This collection of varied works brings together some of my favourite pieces of writing from this year (and all time) with brand new, less familiar works that are helping me with my writing and defining my design practice.
Shelley, Mary Wollstonecraft, 1797-1851. Frankenstein, Or, The Modern Prometheus : the 1818 Text. Oxford; New York: Oxford University Press, 1998.
Frankenstein is a very important story to me. The first science fiction novel I ever read and quite possibly, one of the first science fiction novels ever written. It tells a remarkable story about the relationship between the creator and the created. I often find myself drawing parallels to this relationship and the one I have with my own work. Am I creating monsters? (If you haven’t seen The National Theatres version of the play, you really should.)
Le Guin, K.Ursula. The Carrier Bag Theory of Fiction. 1986.
“We’ve heard it, we’ve all heard all about all the sticks and spears and swords, the things to bash and poke and hit with, the long, hard things, but we have not heard about the things to put things in, the container for the thing contained. That is a new story. That is news.”
I need to read more Ursula Le Guin. I love the way she writes. I like the way she asks us to shift our thinking and consider a new history—a less violent, more human history by appealing to our own humanity.
Hardyment, Christina. Novel Houses: Twenty Famous Fictional Dwellings. Bodleian Library, 2019.
Novel Houses explores fictional dwellings from twenty works of English and American fiction. A friend recommended this book as inspiration to consider alternative ways of storytelling and developing narratives. I have been researching creative methods for writing about space and non-human perspectives.
Bogost, Ian. Alien Phenomenology or What It’s Like to Be a Thing. University of Minnesota Press, 2012.

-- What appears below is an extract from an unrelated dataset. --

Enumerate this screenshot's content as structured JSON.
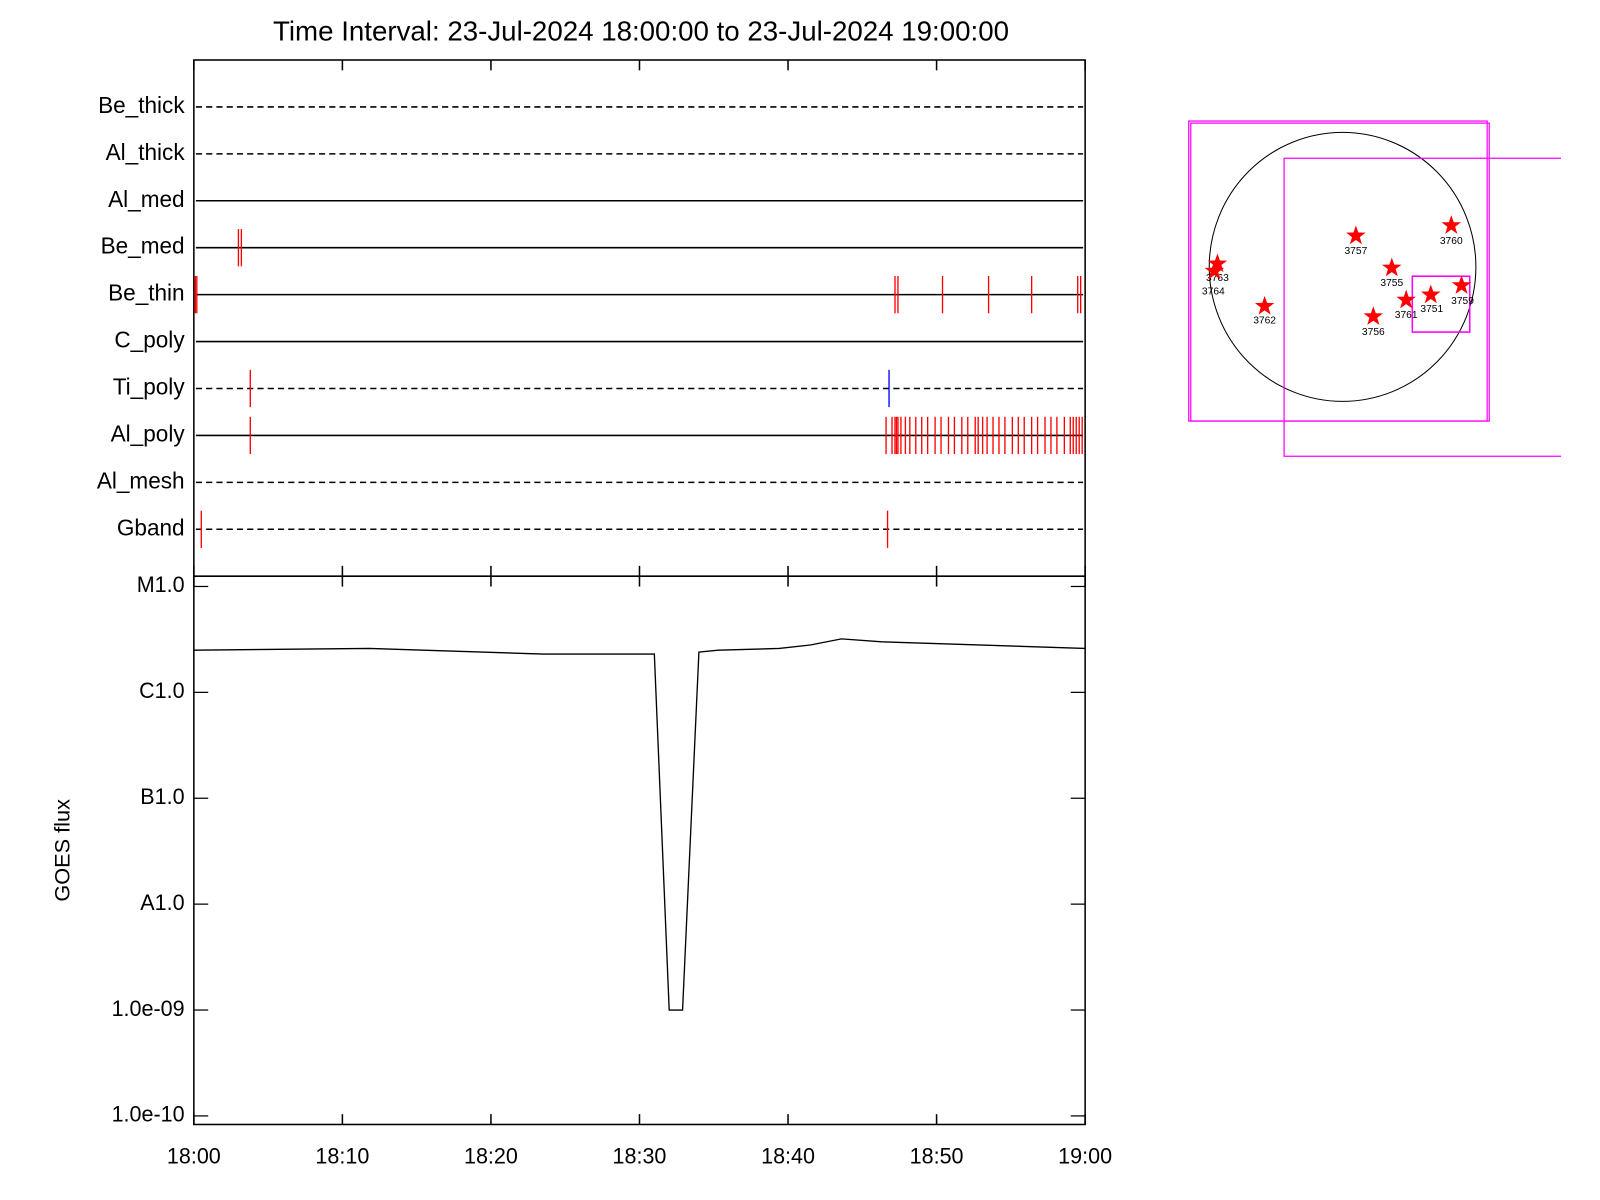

I was introduced to Ian Bogost’s Alien Phenomenology by Anastasiia Rainer in her course “Design in the Posthuman Age”. I hadn’t yet been introduced to the idea of shifting perspectives from human (or my own) to a non-human/alternative perspective. I am interested in the object-oriented ontology that suggests that all things are at the center of being and that nothing is less or valuable than the other. That all things exist in equal importance. I try to remind myself of this in the design process and in my writing. I want to be inclusive or at least aware of other perspectives outside my own.
Nagel, Thomas. What Is It Like to Be a Bat? The Philosophical Review, Vol. 83, No. 4, 1974.
After reading Ian Bogost’s, Alien Phenomenology or What It’s Like to Be a Thing, I read this piece by Thomas Nagel. I was asked to form a piece of writing about what it would be like to be the smell of grass. In the text, Nagel highlights that it’s impossible to know how a non-human feels or functions. I can merely project my own consciousness to create a fictional idea of what it might be like based on my own experience.
Dunne, Anthony, and Fiona Raby. Speculative everything : design, fiction, and social dreaming. Cambridge, Massachusetts:The MIT Press, 2013.
Speculative design frameworks have become important to my design practice and I am often revisiting Dunne and Raby to remind myself of possible levels of speculation and modes of making for speculative simulations.
Avanessian, Armen and Andreas Töpfer. Speculative Drawing: 2011–2014. Berlin: Sternberg Press, 2014.
I have found it a struggle to find ways to put down some of my more abstract thoughts on paper. Particularly in sketch or graphic forms. This book is something I use to start generating form when I’m stuck on an idea. There are a million ways to show an idea but it takes practice and skill to be able to think laterally.
Norman, Don. The Design of Everyday Things. New York: Basic Books, 2013.
This book has taught me how to be a better designer and how to “look” at design. He taught me that design is the communication between things and their “users” (not that I like the use of that word) who will ultimately interact with them. Norman teaches us how to best construct communication to enhance experience.
Sheller, Mimi. Mobility Justice: The Politics of Movement in an Age of Extremes. Verso, 2018.
This Spring semester, I was involved in a collaborative project about the future of mobility with industry partner, Hyundai. After watching Hyundai’s vision videos for their future plans, we were all concerned about the ethical issues that would arise from their approach. Wanting to know more about mobility justice, our faculty leader, Anastasiia Rainer recommended this work by Mimi Sheller, a professor of sociology in the Department of Culture and Communication, and the founding Director of the New Mobilities Research and Policy Center at Drexel University in Philadelphia. Inspired by Sheller, we created a speculative scenario which would explore a micro, meso and macro way of tackling the Wicked problem of mobility justice.
Lowenhaupt Tsing, Anna. Mushroom at The End of The World. Princeton University Press, 2015.
How can we collaborate with our environment and multispecies landscapes to preserve life on earth? This is a question that is proving near impossible to solve. We know how to mimic nature and design “inspired by nature” but actually working together with nature in collaboration is a complex task. Mushroom at The End of The World shows us the resilience of nature in the face of human destruction. This book has inspired projects of mine this year to consider working with natural processes and alternatives to what is most easily accessible to me.